В еще большей степени относится это ощущение к последней картине антинацистского кинематографического «взрывпакета» тридцать восьмого года, к «Семье Оппенгейм» Григория Рошаля, снятой по роману одного из самых верных и преданных предвоенных друзей советской страны Лиона Фейхтвангера. В конце сороковых он превратится на страницах советской печати в оголтелого сиониста, агента «Джойнта» и вообще пособника американского империализма, но до этого начнется и закончится Вторая мировая война, изменившая не только отношение к автору «Москвы 1937 года». В тридцать восьмом же его повесть в кинематографическом переложении Рошаля и впрямь могла бы показаться наиболее откровенным и последовательным манифестом пролетарских интернационалистов против коричневого антисемитизма. В самом деле, сюжет картины складывается из множества микроситуаций, скрепленных кровавым узлом, узлом еврейской крови как единственного источника трагедий всех без исключения членов преуспевающей и безусловно буржуазной немецкой еврейской семьи, ассимилированной Бог весть в каком поколении. Кончает самоубийством затравленный нацистом-словесником гимназист Бертольд. Глава семьи вынужден за бесценок продать свою мебельную фирму и бежать из Германии куда глаза глядят. Еще одного члена семьи (почти буквально перенесенного сюда из «Профессора Мамлока), профессора-хирурга, под свист и улюлюканье выбрасывают из собственной клиники, а затем заключают в тюрьму…

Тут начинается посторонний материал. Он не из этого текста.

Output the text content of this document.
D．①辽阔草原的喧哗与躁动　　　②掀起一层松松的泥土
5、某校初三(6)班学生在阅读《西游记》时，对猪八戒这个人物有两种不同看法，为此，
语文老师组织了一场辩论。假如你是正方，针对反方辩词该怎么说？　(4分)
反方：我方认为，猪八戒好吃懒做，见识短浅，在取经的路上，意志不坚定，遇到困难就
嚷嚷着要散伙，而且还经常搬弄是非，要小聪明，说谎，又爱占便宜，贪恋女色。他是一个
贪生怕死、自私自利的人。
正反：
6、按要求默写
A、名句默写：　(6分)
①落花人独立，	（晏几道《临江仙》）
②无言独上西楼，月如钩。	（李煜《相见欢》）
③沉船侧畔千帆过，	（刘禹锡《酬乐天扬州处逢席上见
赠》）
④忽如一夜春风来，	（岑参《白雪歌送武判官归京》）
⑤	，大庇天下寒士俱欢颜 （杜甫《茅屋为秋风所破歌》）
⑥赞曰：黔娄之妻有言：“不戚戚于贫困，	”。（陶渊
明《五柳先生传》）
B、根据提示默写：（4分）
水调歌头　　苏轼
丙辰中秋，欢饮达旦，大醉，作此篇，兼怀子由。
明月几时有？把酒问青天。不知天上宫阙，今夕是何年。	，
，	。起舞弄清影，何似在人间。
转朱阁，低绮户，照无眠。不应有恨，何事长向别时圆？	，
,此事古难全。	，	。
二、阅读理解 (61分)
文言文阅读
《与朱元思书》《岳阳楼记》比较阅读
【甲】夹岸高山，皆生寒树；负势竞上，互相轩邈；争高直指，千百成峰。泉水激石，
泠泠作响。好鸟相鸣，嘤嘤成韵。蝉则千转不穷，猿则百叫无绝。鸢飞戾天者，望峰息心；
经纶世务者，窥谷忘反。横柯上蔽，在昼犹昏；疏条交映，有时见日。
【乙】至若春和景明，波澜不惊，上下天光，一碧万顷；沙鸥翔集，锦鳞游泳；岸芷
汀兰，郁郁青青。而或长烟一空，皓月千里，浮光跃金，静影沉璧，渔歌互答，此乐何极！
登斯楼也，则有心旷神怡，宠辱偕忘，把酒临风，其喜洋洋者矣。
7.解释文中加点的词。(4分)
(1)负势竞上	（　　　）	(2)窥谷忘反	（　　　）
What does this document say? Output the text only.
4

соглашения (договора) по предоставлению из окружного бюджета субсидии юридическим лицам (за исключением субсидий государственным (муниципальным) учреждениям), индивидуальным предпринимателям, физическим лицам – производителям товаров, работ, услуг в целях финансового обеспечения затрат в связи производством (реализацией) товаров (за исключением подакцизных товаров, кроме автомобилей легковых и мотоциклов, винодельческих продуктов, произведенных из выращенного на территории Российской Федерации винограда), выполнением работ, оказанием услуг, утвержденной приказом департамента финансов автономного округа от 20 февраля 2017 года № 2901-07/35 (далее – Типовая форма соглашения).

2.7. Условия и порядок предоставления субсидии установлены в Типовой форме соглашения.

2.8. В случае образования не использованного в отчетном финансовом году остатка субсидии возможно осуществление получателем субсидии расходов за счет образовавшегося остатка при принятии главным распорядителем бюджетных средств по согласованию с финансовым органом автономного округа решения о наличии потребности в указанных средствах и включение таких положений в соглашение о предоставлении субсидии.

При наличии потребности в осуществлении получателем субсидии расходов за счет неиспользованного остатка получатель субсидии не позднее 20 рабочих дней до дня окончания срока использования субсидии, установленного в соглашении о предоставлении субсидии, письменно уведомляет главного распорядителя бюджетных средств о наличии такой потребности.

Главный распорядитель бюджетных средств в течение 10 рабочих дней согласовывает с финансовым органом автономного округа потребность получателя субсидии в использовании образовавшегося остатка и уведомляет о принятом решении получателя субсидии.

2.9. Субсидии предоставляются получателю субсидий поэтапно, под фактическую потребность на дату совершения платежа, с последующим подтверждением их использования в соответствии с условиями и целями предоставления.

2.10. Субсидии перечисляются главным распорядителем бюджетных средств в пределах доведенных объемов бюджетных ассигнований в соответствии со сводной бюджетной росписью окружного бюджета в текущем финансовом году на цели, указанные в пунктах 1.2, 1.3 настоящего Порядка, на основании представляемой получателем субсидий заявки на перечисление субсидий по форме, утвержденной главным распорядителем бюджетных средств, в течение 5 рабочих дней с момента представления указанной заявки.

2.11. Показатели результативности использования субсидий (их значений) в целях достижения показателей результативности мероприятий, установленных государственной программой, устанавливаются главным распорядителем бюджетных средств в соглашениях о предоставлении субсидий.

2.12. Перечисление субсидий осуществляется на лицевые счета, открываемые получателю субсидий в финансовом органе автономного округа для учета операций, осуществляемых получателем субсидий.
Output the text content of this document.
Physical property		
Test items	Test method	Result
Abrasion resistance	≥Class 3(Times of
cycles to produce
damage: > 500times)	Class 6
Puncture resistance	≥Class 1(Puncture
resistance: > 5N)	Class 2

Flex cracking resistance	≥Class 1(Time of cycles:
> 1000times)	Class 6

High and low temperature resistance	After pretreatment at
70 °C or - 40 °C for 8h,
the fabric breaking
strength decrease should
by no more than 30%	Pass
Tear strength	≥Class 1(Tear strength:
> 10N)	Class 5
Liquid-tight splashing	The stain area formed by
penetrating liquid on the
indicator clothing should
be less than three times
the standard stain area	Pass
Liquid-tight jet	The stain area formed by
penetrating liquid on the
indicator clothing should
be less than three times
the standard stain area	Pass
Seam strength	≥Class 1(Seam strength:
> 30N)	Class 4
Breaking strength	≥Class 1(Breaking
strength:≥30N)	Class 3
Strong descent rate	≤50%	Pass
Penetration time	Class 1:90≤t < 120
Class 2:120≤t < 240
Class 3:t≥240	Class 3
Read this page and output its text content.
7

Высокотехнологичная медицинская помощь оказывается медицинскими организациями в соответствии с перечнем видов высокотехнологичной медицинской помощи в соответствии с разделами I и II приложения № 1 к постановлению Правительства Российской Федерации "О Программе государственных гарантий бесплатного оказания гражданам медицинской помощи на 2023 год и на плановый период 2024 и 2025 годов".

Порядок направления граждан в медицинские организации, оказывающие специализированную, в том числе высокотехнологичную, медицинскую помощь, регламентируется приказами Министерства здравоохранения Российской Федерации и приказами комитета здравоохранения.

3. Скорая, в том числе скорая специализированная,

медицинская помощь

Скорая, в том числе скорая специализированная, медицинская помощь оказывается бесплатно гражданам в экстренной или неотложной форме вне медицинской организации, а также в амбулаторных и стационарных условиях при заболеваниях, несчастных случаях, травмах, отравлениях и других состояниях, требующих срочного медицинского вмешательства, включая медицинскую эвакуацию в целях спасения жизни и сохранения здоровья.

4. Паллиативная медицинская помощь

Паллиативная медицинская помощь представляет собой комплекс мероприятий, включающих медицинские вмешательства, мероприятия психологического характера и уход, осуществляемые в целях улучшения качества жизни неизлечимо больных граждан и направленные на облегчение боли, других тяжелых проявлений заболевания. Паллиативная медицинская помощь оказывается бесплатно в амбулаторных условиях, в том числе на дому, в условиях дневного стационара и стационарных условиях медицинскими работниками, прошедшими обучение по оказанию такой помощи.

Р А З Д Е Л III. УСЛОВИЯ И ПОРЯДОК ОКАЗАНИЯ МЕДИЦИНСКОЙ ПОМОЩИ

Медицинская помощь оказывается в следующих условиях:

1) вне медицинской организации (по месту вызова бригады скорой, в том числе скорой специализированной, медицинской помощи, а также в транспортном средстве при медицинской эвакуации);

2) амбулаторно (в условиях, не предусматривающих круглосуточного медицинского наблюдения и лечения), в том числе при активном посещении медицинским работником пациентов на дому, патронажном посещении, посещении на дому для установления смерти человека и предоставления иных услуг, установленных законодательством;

Казалось бы, именно в этом, в еврействе как источнике всех бед и трагедий фейхтвангеровских персонажей, заключается смысл картины, однако и здесь с сюжетом происходит радикальная трансформация в полном соответствии с каноном эпохи: заключенный профессор словно бы перестает быть евреем, предшествующие мотивации стираются как сугубо формальные и несущественные. Здесь, в тюремной камере, вместе с другими борцами за светлое будущее, он оказывается только заключенным-антифашистом. И, да простится мне этот непроизвольный цинизм, кажется, чуть ли не завидует своим коммунистическим соседям по камере, идущим на казнь с высоко поднятой головой, вслух цитируя Гете. И, глядя на эту ленту из сегодняшнего дня, можно почти без преувеличения сказать, что вся анти-антисемитская риторика основных эпизодов картины на деле была лишь присказкой к этим финальным сценам.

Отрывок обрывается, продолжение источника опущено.